1983 legte die Feuerwehr Westerode einen wichtigen Grundstein für die Nachwuchsförderung. Die Jugendfeuer wurden gegründet. Vorraussetzung war das genügen interessierte Jugendliche da waren. Die Rechnung ging auf und die Wehr kann seit dem auf eine fundierte und erfolgreiche Jugendfeuer zurückblicken.


Im Jahre 1986 stellte Ortsbrandmeister Helmut Vollmer sein Amt zur Verfügung und als Nachfolger wurde der Kamerad Bernward Schwedhelm gewählt. In seiner Amtszeit wurde im Jahre 1987 der Tragkraftspritzenanhänger aus dem Jahre 1966 außer Kraft gesetzt, da er nicht mehr dem aktuellen technischen Stand entsprach. An seiner statt wurde ein Tragkraftspritzenfahrzeug angeschafft. Mit diesem Fahrzeug war es den Kameraden wieder möglich den Brandschutz sicher zu stellen. In den folgenden Jahren wuchs dann die Zahl der Mitglieder auf 65 Kameraden an.
Wie sich im Laufe der Jahre gezeigt hat, bestand die Aufgabe der Feuerwehr nicht nur mehr aus reinem Brandschutz, sondern ihr Aufgabenbereich wurde um ein Vielfaches erweitert. So gehörten auch technische Hilfe bei Sturmschäden, Hochwasser, Verkehrsunfällen und Umweltschäden zu den Aufgaben der Wehr. Solch ein Wissen muß aufgebaut werden und daher besuchten die Kameraden verschiedene Lehrgänge die sie auf die kommenden Aufgaben vorbereiten sollten. All diese Schulungen und Weiterbildungen werden ehrenamtlich ausgeführt.


Im Jahre 1992 endete die Amtszeit von Bernward Schwedhelm und Stefan Schindler wurde als neuer Ortsbrandmeister gewählt. Unter seiner Führung ging es dann an die Renovierung des Feuerwehrhauses. Im Jahre 1993 wurde das Gebäude, das die Ausrüstung und die Mannschaften beherbergte, komplett renoviert. Dies alles geschah größtenteils mit Hilfe der Kameraden, die dies selbstverständlich unentgeltlich machten.

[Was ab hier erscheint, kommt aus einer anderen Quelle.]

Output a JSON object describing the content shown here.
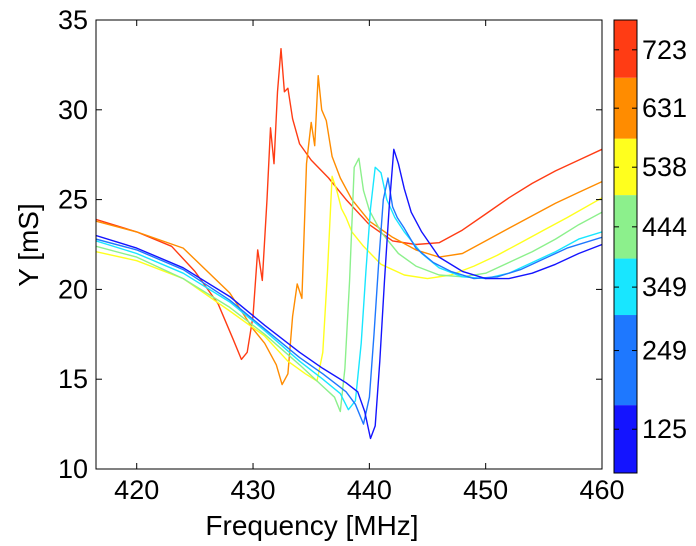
{
  "chart_data": {
    "type": "line",
    "title": "",
    "xlabel": "Frequency [MHz]",
    "ylabel": "Y [mS]",
    "xlim": [
      416.5,
      460
    ],
    "ylim": [
      10,
      35
    ],
    "xticks": [
      "420",
      "430",
      "440",
      "450",
      "460"
    ],
    "yticks": [
      "10",
      "15",
      "20",
      "25",
      "30",
      "35"
    ],
    "grid": false,
    "colorbar": {
      "range": [
        56,
        770
      ],
      "ticks": [
        "125",
        "249",
        "349",
        "444",
        "538",
        "631",
        "723"
      ],
      "tick_values": [
        125,
        249,
        349,
        444,
        538,
        631,
        723
      ],
      "bands": [
        {
          "from": 56,
          "to": 163,
          "color": "#1414ff"
        },
        {
          "from": 163,
          "to": 305,
          "color": "#1e78ff"
        },
        {
          "from": 305,
          "to": 394,
          "color": "#18e6ff"
        },
        {
          "from": 394,
          "to": 494,
          "color": "#8cf08c"
        },
        {
          "from": 494,
          "to": 583,
          "color": "#ffff1e"
        },
        {
          "from": 583,
          "to": 679,
          "color": "#ff8c00"
        },
        {
          "from": 679,
          "to": 770,
          "color": "#ff3c14"
        }
      ]
    },
    "series": [
      {
        "color": "#ff3c14",
        "x": [
          416.5,
          420,
          423,
          425,
          427,
          428.3,
          429,
          429.5,
          430,
          430.4,
          430.8,
          431.2,
          431.5,
          431.8,
          432.1,
          432.4,
          432.7,
          433,
          433.4,
          434,
          435,
          436.5,
          438,
          440,
          442,
          444,
          446,
          448,
          450,
          452,
          454,
          456,
          458,
          460
        ],
        "y": [
          23.9,
          23.2,
          22.4,
          21,
          19.2,
          17.2,
          16.1,
          16.5,
          18.5,
          22.2,
          20.5,
          25,
          29,
          27,
          31,
          33.4,
          31,
          31.2,
          29.5,
          28.1,
          27.2,
          26.2,
          25,
          23.6,
          22.7,
          22.5,
          22.6,
          23.3,
          24.2,
          25.1,
          25.9,
          26.6,
          27.2,
          27.8
        ]
      },
      {
        "color": "#ff8c00",
        "x": [
          416.5,
          420,
          424,
          428,
          430,
          431,
          432,
          432.5,
          433,
          433.4,
          433.8,
          434.2,
          434.6,
          435,
          435.3,
          435.6,
          435.9,
          436.3,
          436.8,
          437.5,
          438.5,
          440,
          442,
          444,
          446,
          448,
          450,
          452,
          454,
          456,
          458,
          460
        ],
        "y": [
          23.8,
          23.2,
          22.3,
          19.8,
          17.8,
          17,
          15.8,
          14.7,
          15.3,
          18.5,
          20.3,
          19.5,
          27,
          29.3,
          28,
          31.9,
          30,
          29.4,
          27.4,
          26.2,
          25,
          23.8,
          22.9,
          22.2,
          21.8,
          22,
          22.7,
          23.4,
          24.1,
          24.8,
          25.4,
          26
        ]
      },
      {
        "color": "#ffff1e",
        "x": [
          416.5,
          420,
          424,
          428,
          431,
          433,
          434.5,
          435.5,
          436,
          436.4,
          436.8,
          437.2,
          437.6,
          438,
          438.5,
          439.5,
          441,
          443,
          445,
          447,
          449,
          451,
          453,
          455,
          457,
          460
        ],
        "y": [
          22.1,
          21.6,
          20.6,
          18.8,
          17.4,
          16,
          15.3,
          14.9,
          16.5,
          21,
          26.3,
          25.5,
          24.5,
          24,
          23.2,
          22.4,
          21.4,
          20.8,
          20.6,
          20.8,
          21.3,
          21.9,
          22.6,
          23.3,
          24,
          25.1
        ]
      },
      {
        "color": "#8cf08c",
        "x": [
          416.5,
          420,
          424,
          428,
          431,
          434,
          436,
          437,
          437.5,
          437.9,
          438.3,
          438.7,
          439.1,
          439.5,
          440,
          441,
          442.5,
          444,
          446,
          448,
          450,
          452,
          454,
          456,
          458,
          460
        ],
        "y": [
          22.4,
          21.8,
          20.6,
          19,
          17.5,
          15.8,
          14.6,
          14,
          13.2,
          15.6,
          20.5,
          26.8,
          27.3,
          25.5,
          24.4,
          23.2,
          22,
          21.3,
          20.8,
          20.7,
          20.9,
          21.5,
          22.1,
          22.8,
          23.6,
          24.3
        ]
      },
      {
        "color": "#18e6ff",
        "x": [
          416.5,
          420,
          424,
          428,
          431,
          434,
          436,
          437.5,
          438.2,
          438.8,
          439.3,
          439.7,
          440.1,
          440.5,
          441,
          441.5,
          442.2,
          443,
          444.5,
          446,
          448,
          450,
          452,
          454,
          456,
          458,
          460
        ],
        "y": [
          22.7,
          22,
          20.9,
          19.3,
          17.7,
          16,
          15,
          14.2,
          13.3,
          13.8,
          17,
          21,
          24.5,
          26.8,
          26.5,
          25,
          24,
          23.2,
          22,
          21.2,
          20.7,
          20.6,
          20.9,
          21.5,
          22.1,
          22.8,
          23.2
        ]
      },
      {
        "color": "#1e78ff",
        "x": [
          416.5,
          420,
          424,
          428,
          431,
          434,
          436,
          438,
          438.8,
          439.5,
          440,
          440.4,
          440.8,
          441.2,
          441.6,
          442,
          442.4,
          443,
          444,
          445.5,
          447,
          449,
          451,
          453,
          455,
          457,
          460
        ],
        "y": [
          22.8,
          22.2,
          21.1,
          19.4,
          17.8,
          16.2,
          15.3,
          14.3,
          13.6,
          12.5,
          14,
          17.5,
          21.5,
          25,
          26.2,
          24.6,
          24,
          23.4,
          22.3,
          21.5,
          21,
          20.6,
          20.7,
          21.1,
          21.7,
          22.3,
          22.9
        ]
      },
      {
        "color": "#1414ff",
        "x": [
          416.5,
          420,
          424,
          428,
          431,
          434,
          436,
          438,
          439,
          439.6,
          440.1,
          440.5,
          440.9,
          441.3,
          441.7,
          442.1,
          442.5,
          443,
          443.6,
          444.5,
          446,
          448,
          450,
          452,
          454,
          456,
          458,
          460
        ],
        "y": [
          23,
          22.3,
          21.2,
          19.6,
          18,
          16.5,
          15.6,
          14.8,
          14.3,
          13.2,
          11.7,
          12.4,
          16,
          20.5,
          24.5,
          27.8,
          27,
          25.6,
          24.3,
          23.2,
          21.8,
          21,
          20.6,
          20.6,
          20.9,
          21.4,
          22,
          22.5
        ]
      }
    ]
  }
}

1994 feierte die Feuerwehr Westerode ihren 60sten Geburtstag. Zur Feier des Ereignisses fanden die Pokalwettkämpfe der aktiven Gruppen in Westerode statt. Weiterhin machte auch der technische Fortschritt vor den Gerätschaften der Wehr nicht halt. So wurden aus Mitteln der Kameradschaftskasse die Pumpe mit einem Elektrostarter ausgestattet. Dies erleichterte die Arbeit des Maschinisten ungemein und ließ die Wahrscheinlichkeit eines technischen Ausfalls gegen Null laufen. Die technische Hilfe auf allen Gebieten rückte immer näher in den Mittelpunkt. So wurde dann 1998 ein Geräteanhänger beschafft. Dieser wurde mit allen Mitteln die zur technischen Hilfe notwendig sind ausgestattet. Ölbindemittel, Notstromaggregat, Schilder, Ölsperren und vielem mehr. Auch dieses Material wurde aus der Kameradschaftskasse bezahlt.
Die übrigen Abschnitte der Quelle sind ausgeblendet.